Mais do que podemos acreditar…

Então, pessoas ^^ Cá estou eu, postando algo com um título profundo, heeein =D Mas a parte de hoje da saga trata mais ou menos disso ^^ Dúvidas surgem nos corações dos jovens, e até mesmo os mestres sentem certo receio em relação ao que está por vir para o quinteto extraplanar… Sem mais delongas aqui vai mais uma pequena parte do meu devaneio ^^

XI

Depois do lanchinho da tarde, os jovens se reuniram em uma sala ampla do castelo do ruivo, com muitas almofadas espalhadas pelo chão e um tapete espesso e luxuoso, enquanto os outros foram para a biblioteca do dragão a fim de conversarem sobre assuntos que, segundo eles, não era de interesse nem importância para os forasteiros. Logo que foram deixados a sós os jovens começaram a falar ao mesmo tempo, coisas como “isso é uma insanidade”, “não acredito”, e “viu o tamanho daquela espada?”. Levou algum tempo até que pusessem a cabeça no lugar e falassem de maneira ordenada.

– “Sinceridade, isso é loucura. Meus sonhos estão se realizando, cara! Ser escolhido para seguir o paladino, nossa, não tenho palavras para explicar o que senti naquela hora. Falando sério, tenho até um pouco de medo de uma hora acordar e descobrir que nada disso aconteceu”.

– “Não sei não, Guilherme. Isso está ficando cada vez mais estranho, e o que é pior, perigoso! Tem noção do que pode acontecer com a gente? Aquela galera ali não está nem aí pra gente, estão nos usando! Ficam falando de profecia e o diabo a quatro, mas ninguém nos explicou o que vamos ter de fazer efetivamente. Se fosse fácil eles já teriam feito. E tá na cara que eles são poderosos, mesmo que não tenham feito nada. Qual é, gente, pode ser legal viver nesse universo paralelo, mas ninguém merece servir de marionete! E, já pensando no pior: e se a gente morrer aqui?”
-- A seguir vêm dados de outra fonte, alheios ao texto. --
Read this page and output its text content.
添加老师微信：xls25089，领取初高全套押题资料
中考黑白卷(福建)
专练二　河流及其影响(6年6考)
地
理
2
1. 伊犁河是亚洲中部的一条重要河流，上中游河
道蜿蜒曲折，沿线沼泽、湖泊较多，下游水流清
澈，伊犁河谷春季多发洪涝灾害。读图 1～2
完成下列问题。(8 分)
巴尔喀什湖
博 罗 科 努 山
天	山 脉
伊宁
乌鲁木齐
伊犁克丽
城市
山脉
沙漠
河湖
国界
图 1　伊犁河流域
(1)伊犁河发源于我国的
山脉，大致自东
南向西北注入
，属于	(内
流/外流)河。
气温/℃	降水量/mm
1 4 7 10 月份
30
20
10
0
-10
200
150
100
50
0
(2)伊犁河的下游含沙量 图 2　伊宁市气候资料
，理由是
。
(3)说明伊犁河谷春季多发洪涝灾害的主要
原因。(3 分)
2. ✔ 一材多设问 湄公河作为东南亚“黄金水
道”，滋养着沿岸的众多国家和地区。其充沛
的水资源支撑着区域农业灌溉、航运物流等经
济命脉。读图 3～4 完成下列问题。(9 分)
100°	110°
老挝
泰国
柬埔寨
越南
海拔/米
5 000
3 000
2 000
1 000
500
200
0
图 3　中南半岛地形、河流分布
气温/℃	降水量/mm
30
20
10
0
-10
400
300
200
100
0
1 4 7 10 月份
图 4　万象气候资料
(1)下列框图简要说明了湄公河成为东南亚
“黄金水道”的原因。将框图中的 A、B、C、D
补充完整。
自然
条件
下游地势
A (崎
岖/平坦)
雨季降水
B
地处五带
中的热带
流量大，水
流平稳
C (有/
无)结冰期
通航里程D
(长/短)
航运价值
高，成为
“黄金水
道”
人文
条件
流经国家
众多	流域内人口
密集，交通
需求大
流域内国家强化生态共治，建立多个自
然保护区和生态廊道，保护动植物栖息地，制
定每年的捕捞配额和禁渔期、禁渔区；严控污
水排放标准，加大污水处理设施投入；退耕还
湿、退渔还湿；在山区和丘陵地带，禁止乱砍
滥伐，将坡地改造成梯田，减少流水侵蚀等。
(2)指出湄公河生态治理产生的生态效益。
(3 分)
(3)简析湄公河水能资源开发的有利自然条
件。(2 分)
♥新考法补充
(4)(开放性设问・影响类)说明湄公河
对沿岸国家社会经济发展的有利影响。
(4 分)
– “Credo, Diego! Isola isso, cara… Bem, eu também não consigo me sentir totalmente tranquila com essa situação. Não sabemos como voltar pra casa, o remédio é fazer o que nos pedem e torcer para que nos enviem de volta. Perigoso é, mas eles parecem acreditar na gente, então algum potencial devemos ter, não acham?”, Natália falou essa última frase de maneira hesitante e todos sentiram um peso enorme nos ombros, além de ter a sensação de que o último filete de esperança se esvaía.
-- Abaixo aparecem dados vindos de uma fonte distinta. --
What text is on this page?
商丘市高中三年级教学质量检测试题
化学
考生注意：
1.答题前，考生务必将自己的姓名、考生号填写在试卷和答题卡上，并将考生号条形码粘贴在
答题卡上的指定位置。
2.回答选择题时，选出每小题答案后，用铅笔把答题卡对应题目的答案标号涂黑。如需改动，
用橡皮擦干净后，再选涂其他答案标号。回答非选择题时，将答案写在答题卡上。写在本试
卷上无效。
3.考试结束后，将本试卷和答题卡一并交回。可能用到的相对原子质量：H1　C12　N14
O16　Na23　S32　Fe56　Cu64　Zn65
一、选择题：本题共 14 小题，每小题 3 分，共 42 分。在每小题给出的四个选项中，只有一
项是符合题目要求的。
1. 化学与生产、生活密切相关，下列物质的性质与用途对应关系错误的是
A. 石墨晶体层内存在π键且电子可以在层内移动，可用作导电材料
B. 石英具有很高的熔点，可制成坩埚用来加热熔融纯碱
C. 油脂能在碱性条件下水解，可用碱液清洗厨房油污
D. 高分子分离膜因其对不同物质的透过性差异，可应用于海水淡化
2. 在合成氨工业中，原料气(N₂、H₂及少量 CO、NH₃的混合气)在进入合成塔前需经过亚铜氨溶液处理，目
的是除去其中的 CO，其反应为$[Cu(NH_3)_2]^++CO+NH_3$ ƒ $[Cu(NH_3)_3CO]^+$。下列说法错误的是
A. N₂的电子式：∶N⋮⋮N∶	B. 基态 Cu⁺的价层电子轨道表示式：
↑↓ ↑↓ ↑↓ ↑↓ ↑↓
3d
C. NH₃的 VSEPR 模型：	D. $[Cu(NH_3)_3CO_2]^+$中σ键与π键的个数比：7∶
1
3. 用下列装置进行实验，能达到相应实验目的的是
Bem, quase todos, pois o único que não parecia ser afetado pelo pessimismo que enchia a sala era Guilherme. “Mas é claro que tenho potencial. Não sei quanto a vocês, mas eu me sinto completamente pronto para enfrentar o que quer que apareça na minha frente! Nossa, já até consigo ver: eu, entrando em uma pequena cidade, coberto de sangue, arrastando minha espada, enquanto os cidadãos vêm me cumprimentar, me carregam nos ombros e gritam meu nome, enquanto eu alego com uma voz cansada que tudo que fiz foi em nome da justiça!”. Terminou a narrativa com um brilho estranho nos olhos, e mais uma vez os amigos se entreolharam preocupados com a sanidade do rapaz de óculos.

* * *

Enquanto isso, na biblioteca do castelo, ocorria uma discussão acirrada entre os amigos do ruivo. Estavam todos preocupados com o destino dos jovens, pois nenhum deles parecia confiar muito no potencial dos mesmos.
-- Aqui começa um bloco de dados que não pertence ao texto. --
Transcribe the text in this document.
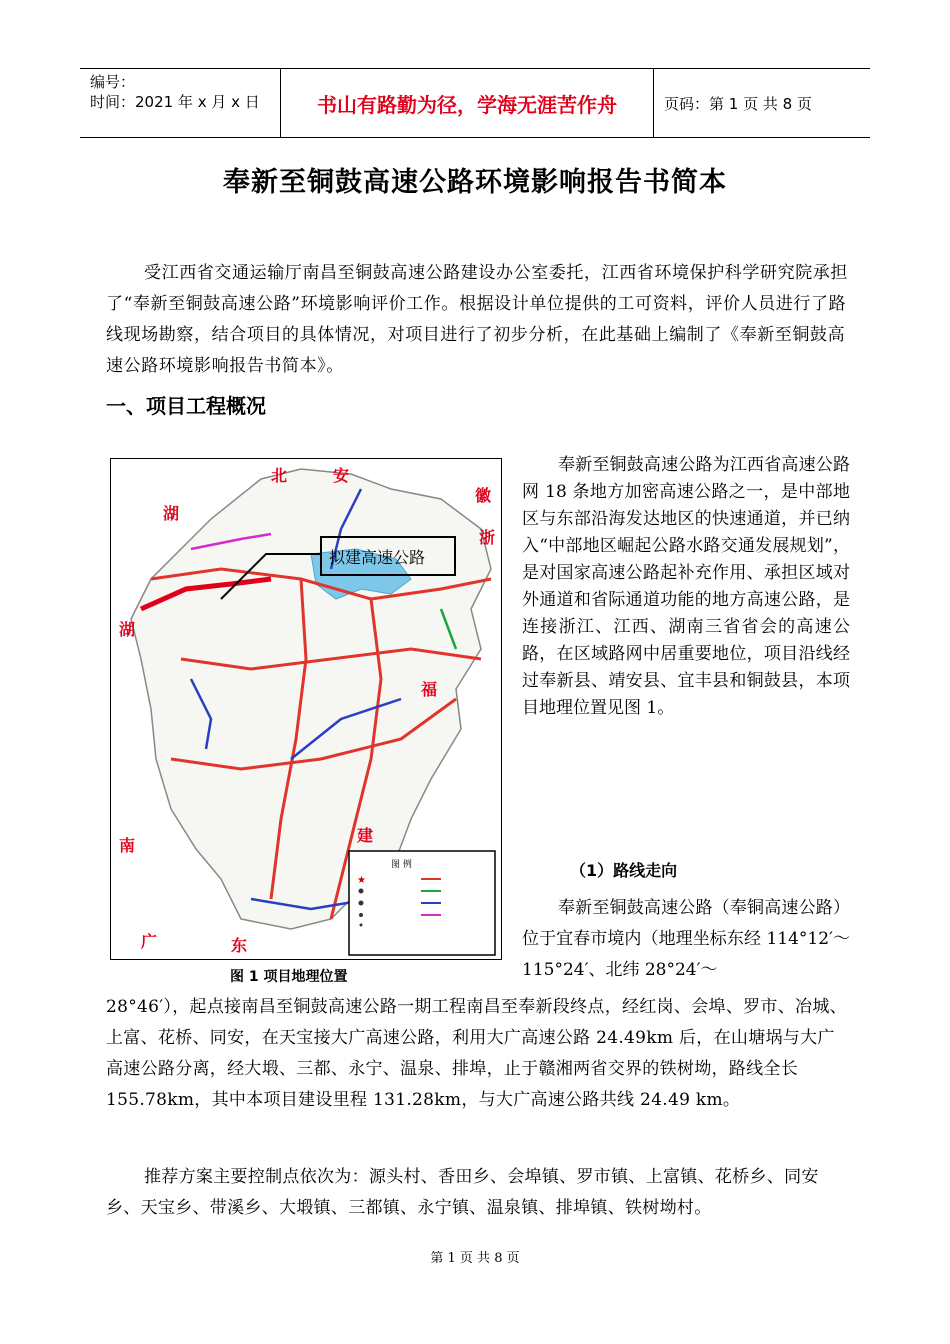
编号：
时间：2021 年 x 月 x 日	书山有路勤为径，学海无涯苦作舟	页码：第 1 页 共 8 页
奉新至铜鼓高速公路环境影响报告书简本
受江西省交通运输厅南昌至铜鼓高速公路建设办公室委托，江西省环境保护科学研究院承担了“奉新至铜鼓高速公路”环境影响评价工作。根据设计单位提供的工可资料，评价人员进行了路线现场勘察，结合项目的具体情况，对项目进行了初步分析，在此基础上编制了《奉新至铜鼓高速公路环境影响报告书简本》。
一、项目工程概况
拟建高速公路
北	安
徽
湖
浙
湖
福
南
建
广	东
图 例
★
图 1 项目地理位置
奉新至铜鼓高速公路为江西省高速公路网 18 条地方加密高速公路之一，是中部地区与东部沿海发达地区的快速通道，并已纳入“中部地区崛起公路水路交通发展规划”，是对国家高速公路起补充作用、承担区域对外通道和省际通道功能的地方高速公路，是连接浙江、江西、湖南三省省会的高速公路，在区域路网中居重要地位，项目沿线经过奉新县、靖安县、宜丰县和铜鼓县，本项目地理位置见图 1。
（1）路线走向
奉新至铜鼓高速公路（奉铜高速公路）位于宜春市境内（地理坐标东经 114°12′～115°24′、北纬 28°24′～
28°46′），起点接南昌至铜鼓高速公路一期工程南昌至奉新段终点，经红岗、会埠、罗市、冶城、上富、花桥、同安，在天宝接大广高速公路，利用大广高速公路 24.49km 后，在山塘埚与大广高速公路分离，经大塅、三都、永宁、温泉、排埠，止于赣湘两省交界的铁树坳，路线全长 155.78km，其中本项目建设里程 131.28km，与大广高速公路共线 24.49 km。
推荐方案主要控制点依次为：源头村、香田乡、会埠镇、罗市镇、上富镇、花桥乡、同安乡、天宝乡、带溪乡、大塅镇、三都镇、永宁镇、温泉镇、排埠镇、铁树坳村。
第 1 页 共 8 页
-“Veja bem, Mantus, a sombra que se espalha por essa terra não é, de modo algum, uma ameaça com a qual eles possam lidar! Sejamos sinceros: se fosse assim tão fácil há muito já teríamos acabado com ela! É insanidade treinar esses jovens e mandá-los para uma jornada cujo destino sabemos que é a morte. Eu não quero passar o resto da minha existência com sangue inocente nas minhas mãos, sabendo que podia ter evitado o pior mas que, ao invés disso, fui conivente com esse absurdo.”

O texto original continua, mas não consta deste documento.